How We Can Save the Planet Penguin Books, 2004 (with Tina Fawcett)
The Suicidal Planet: How to Prevent Global Climate Catastrophe St. Martin’s Press, 2007 (with Tina Fawcett and Sudhir Chella Rajan)
Afterword: Where do we go from here? in Surviving Climate Change: The Struggle to Avert Global Catastrophe (eds. David Cromwell and Mark Levine), Pluto Press, 2007
These publications set out why climate change is the single biggest problem that humankind has ever had to face, as we continue with lifestyles that are way beyond the planet’s limits. They explain the real issues that must be focused on: what role technology can play, how individuals and their communities can make changes, and why governments must take the lead and act now to protect our planet for later generations. They also call for the latent cross-party consensus to ensure that progress is not impeded by conventional politics. And they propose the introduction of a radical rationing scheme to reduce individual carbon outputs to a fair and ecologically safe level. The books include helpful guidelines for the home, travel, and leisure.
- Colin Challen, MP, sets up the All-Party Parliamentary Group on Climate Change (APPGCC) in 2005.
- DEFRA Press Notice, 19 July 2006 describes how the Government is looking at Personal Carbon Allowances (PCAs) to combat rising domestic carbon emissions, with a new cross-departmental group set up to examine new policy options. The strategy was endorsed by David Miliband, when Secretary of State at DEFRA, at a meeting at the RSA in December 2006 and later when he was Secretary of State at the Foreign and Commonwealth Office in December 2007. On both occasions, he referred to PCAs as a "new currency" and a means of benefiting people on low incomes as they would be able to sell their excess allowances.
- My passionate advocacy of the urgency with which action must be taken to avert climate catastrophe has been echoed by others including Sir John Houghton who described climate change as "a weapon of mass destruction", and by the UK government's chief scientist at the time, Sir David King, as a "more serious threat to world security than terrorism". To read further, click here.
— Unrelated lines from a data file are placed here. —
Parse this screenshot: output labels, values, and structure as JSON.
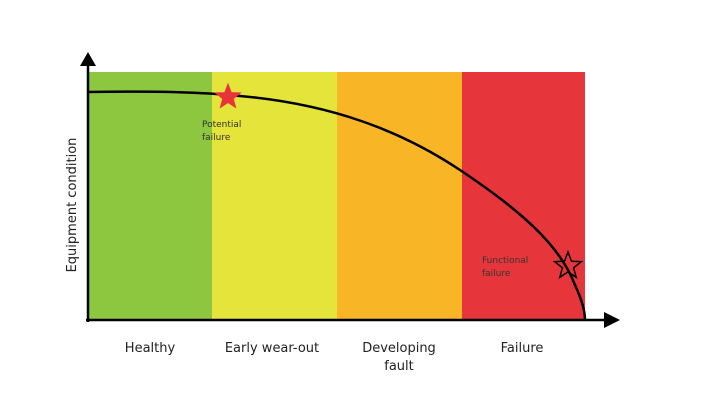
{
  "axes": {
    "y_label": "Equipment condition"
  },
  "zones": [
    {
      "lines": [
        "Healthy"
      ]
    },
    {
      "lines": [
        "Early wear-out"
      ]
    },
    {
      "lines": [
        "Developing",
        "fault"
      ]
    },
    {
      "lines": [
        "Failure"
      ]
    }
  ],
  "annotations": [
    {
      "lines": [
        "Potential",
        "failure"
      ]
    },
    {
      "lines": [
        "Functional",
        "failure"
      ]
    }
  ]
}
Towards the next environmental white paper, Policy Studies, Spring 1991
This article put forward the concept of the Conserver Gains Principle to complement the Polluter Pays Principle. Included in it was the calculation that to meet the recommended IPCC (Intergovernmental Panel on Climate Change) global cut of carbon dioxide emissions on an equity base, emissions per capita in the UK would have to be reduced from their then current level of just under ten tonnes to less than one tonne. It therefore proposed a strategy in which individuals would be allocated a basic annual ration together with a second level of coupons to be traded on the open market. As an outcome of this article, my subsequent research and many papers since 1990 have pressed the case for carbon rationing as the only realistic way for the world's population to prevent serious damage from climate change. These have discussed the implications for future policy on public health, planning, construction, transport, aviation and international tourism.
- This proposal, developed later by David Fleming, Director of the Lean Institute, was cited in a European Commission document in September 1998 entitled "Domestic Tradable Quotas (DTQs) as an Instrument to Reduce Carbon Dioxide Emissions". Since then, a considerable body of research on Personal Carbon Allowances and DTQs has been conducted at the Tyndall Centre, Manchester University and at the Environmental Research Centre, Oxford University.